À l’approche des visites ad limina des évêques allemands, qui doivent se tenir du 14 au 19 novembre 2022, les artisans du ‘Synodale Weg›, notamment la direction de la conférence des évêques d’Allemagne, étaient à Rome ce 4 octobre pour «préparer le terrain». «Nous avons le sentiment d’offrir un cadeau à notre Église», a expliqué l’avocate constitutionaliste Charlotte Kreuter-Kirchof lors d’une conférence de présentation du chemin synodal allemand organisée par l’ambassade allemande près le Saint-Siège.

Devant une audience composée principalement d’ecclésiastiques, de diplomates et de journalistes, la vice-coordinatrice du Conseil pour l’économie du Saint-Siège a fait la promotion du chemin synodal allemand pendant environ une heure. Le cardinal suédois Anders Arborelius, évêque de Stockholm, était aussi présent – une présence significative, la conférence des évêques des pays nordiques à laquelle il appartient ayant récemment publiquement critiqué le chemin synodal allemand.

Répondre aux craintes

La représentante du synode allemand souhaitait en effet répondre aux craintes exprimées à leur encontre, en particulier celle du Saint-Siège. «Il y a un manque de communication avec Rome», a-t-elle estimé. Le 21 juillet dernier, un communiqué – non signé par le pape François – mettait clairement en garde l’Église en Allemagne contre le risque de provoquer «une blessure pour la communion ecclésiale et une menace pour l’unité de l’Église».

Cependant, c’est la critique du cardinal Kurt Koch, préfet du dicastère pour la Promotion de l’Unité des chrétiens, qui a été dénoncée. Dans un entretien avec un journal allemand sur le chemin synodal national, le Suisse avait comparé le risque encouru par ce dernier à la dérive des chrétiens tentés par l’assimilation du nazisme dans les années 1930, provoquant la fureur du président de la Conférence des évêques d’Allemagne, Mgr Georg Bätzing, qui a réclamé des excuses. Ce dernier a pu compter sur le soutien de l’ambassadeur d’Allemagne près le Saint-Siège, Bernhard Kotsch, qui, reprenant les mots de l’évêque de Limbourg, a déclaré «irritante» l’allusion du cardinal suisse.

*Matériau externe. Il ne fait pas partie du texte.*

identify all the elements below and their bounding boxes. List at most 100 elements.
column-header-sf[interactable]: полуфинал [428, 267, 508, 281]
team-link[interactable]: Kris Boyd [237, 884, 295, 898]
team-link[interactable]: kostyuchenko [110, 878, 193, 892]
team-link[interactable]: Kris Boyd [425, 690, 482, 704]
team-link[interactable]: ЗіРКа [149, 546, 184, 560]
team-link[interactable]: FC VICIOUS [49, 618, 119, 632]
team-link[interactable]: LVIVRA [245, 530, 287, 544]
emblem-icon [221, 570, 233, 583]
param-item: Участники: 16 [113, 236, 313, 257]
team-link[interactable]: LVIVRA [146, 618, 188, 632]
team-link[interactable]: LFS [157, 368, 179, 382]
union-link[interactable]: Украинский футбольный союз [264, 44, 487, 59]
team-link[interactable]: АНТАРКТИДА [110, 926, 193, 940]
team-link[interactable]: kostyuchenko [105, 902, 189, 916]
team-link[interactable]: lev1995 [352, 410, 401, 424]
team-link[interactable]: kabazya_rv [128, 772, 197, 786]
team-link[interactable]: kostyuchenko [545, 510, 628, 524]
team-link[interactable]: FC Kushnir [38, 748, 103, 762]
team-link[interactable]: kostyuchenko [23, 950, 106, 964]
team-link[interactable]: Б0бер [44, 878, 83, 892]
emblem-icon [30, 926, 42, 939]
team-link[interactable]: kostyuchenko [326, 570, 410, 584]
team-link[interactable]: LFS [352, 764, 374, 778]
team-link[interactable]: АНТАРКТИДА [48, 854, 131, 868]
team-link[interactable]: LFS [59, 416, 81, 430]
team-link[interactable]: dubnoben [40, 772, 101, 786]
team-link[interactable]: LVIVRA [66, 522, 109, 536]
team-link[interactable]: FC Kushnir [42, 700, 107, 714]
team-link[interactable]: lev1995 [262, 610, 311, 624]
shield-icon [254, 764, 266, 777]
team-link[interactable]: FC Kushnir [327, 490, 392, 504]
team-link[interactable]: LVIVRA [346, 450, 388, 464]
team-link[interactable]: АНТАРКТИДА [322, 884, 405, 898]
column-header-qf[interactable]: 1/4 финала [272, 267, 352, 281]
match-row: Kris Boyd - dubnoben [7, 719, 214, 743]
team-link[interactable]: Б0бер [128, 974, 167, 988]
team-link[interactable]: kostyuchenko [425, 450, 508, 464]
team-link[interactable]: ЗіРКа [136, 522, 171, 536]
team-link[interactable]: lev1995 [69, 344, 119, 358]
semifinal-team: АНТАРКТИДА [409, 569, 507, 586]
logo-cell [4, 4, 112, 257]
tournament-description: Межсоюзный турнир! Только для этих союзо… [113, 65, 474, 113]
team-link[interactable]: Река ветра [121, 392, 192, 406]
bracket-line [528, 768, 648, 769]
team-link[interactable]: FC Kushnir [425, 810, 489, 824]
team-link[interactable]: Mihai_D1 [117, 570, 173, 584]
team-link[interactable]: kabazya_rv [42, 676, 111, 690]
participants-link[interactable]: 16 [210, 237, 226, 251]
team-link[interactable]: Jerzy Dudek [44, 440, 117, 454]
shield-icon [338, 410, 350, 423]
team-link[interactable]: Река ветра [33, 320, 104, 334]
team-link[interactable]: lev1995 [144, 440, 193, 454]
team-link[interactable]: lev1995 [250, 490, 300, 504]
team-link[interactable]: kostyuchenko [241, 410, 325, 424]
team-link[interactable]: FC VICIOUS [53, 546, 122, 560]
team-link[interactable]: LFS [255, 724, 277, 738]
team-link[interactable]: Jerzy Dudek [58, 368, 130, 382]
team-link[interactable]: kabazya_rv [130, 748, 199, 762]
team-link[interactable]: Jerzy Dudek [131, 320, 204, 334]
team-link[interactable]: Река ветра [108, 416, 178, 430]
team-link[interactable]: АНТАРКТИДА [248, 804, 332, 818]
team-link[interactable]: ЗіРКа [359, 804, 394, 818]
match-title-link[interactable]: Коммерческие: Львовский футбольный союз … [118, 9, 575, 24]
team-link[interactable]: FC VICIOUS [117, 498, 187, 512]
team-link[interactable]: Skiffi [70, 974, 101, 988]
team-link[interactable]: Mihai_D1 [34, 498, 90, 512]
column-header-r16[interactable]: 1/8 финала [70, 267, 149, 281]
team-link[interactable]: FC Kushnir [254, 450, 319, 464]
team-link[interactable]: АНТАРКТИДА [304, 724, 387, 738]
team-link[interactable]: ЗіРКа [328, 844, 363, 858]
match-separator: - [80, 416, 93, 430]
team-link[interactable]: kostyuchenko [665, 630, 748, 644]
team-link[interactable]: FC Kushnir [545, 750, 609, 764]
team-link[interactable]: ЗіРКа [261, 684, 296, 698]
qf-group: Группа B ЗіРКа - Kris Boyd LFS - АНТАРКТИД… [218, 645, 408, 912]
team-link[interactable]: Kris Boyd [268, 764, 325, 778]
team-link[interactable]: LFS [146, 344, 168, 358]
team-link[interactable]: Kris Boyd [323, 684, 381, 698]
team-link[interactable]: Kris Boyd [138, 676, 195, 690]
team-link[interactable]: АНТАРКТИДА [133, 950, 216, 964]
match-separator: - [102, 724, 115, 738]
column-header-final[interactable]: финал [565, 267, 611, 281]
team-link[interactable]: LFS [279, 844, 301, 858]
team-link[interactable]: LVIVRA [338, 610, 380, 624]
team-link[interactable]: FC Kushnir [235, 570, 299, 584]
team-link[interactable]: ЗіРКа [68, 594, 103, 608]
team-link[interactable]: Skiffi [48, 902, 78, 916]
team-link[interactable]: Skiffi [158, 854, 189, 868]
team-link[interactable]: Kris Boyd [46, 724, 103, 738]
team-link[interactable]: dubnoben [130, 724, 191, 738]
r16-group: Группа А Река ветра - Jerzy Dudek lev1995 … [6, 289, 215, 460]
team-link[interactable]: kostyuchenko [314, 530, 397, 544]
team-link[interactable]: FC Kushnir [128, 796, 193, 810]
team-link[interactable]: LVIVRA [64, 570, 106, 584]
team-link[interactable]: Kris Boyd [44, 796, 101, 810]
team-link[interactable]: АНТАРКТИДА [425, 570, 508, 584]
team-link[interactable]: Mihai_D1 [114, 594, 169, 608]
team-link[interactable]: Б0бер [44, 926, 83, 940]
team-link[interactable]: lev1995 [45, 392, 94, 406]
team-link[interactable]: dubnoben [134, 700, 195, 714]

«Nous vous demandons de nous juger, mais en connaissance de cause», a plaidé pour sa part la juriste, membre du chemin synodal allemand, après une présentation synthétique et pédagogique du chemin synodal outre-Rhin. Lors de la conférence, une revue traduite en trois langues était distribuée: l’opuscule, édité par la prestigieuse maison d’édition théologique suisse Herder, vante la pertinence de la synodalité. Elle vise surtout à démontrer, témoignages venant du monde entier à l’appui, que la démarche allemande trouve des échos dans les remontées du chemin synodal universel sur la synodalité lancé en 2021 par le pape François.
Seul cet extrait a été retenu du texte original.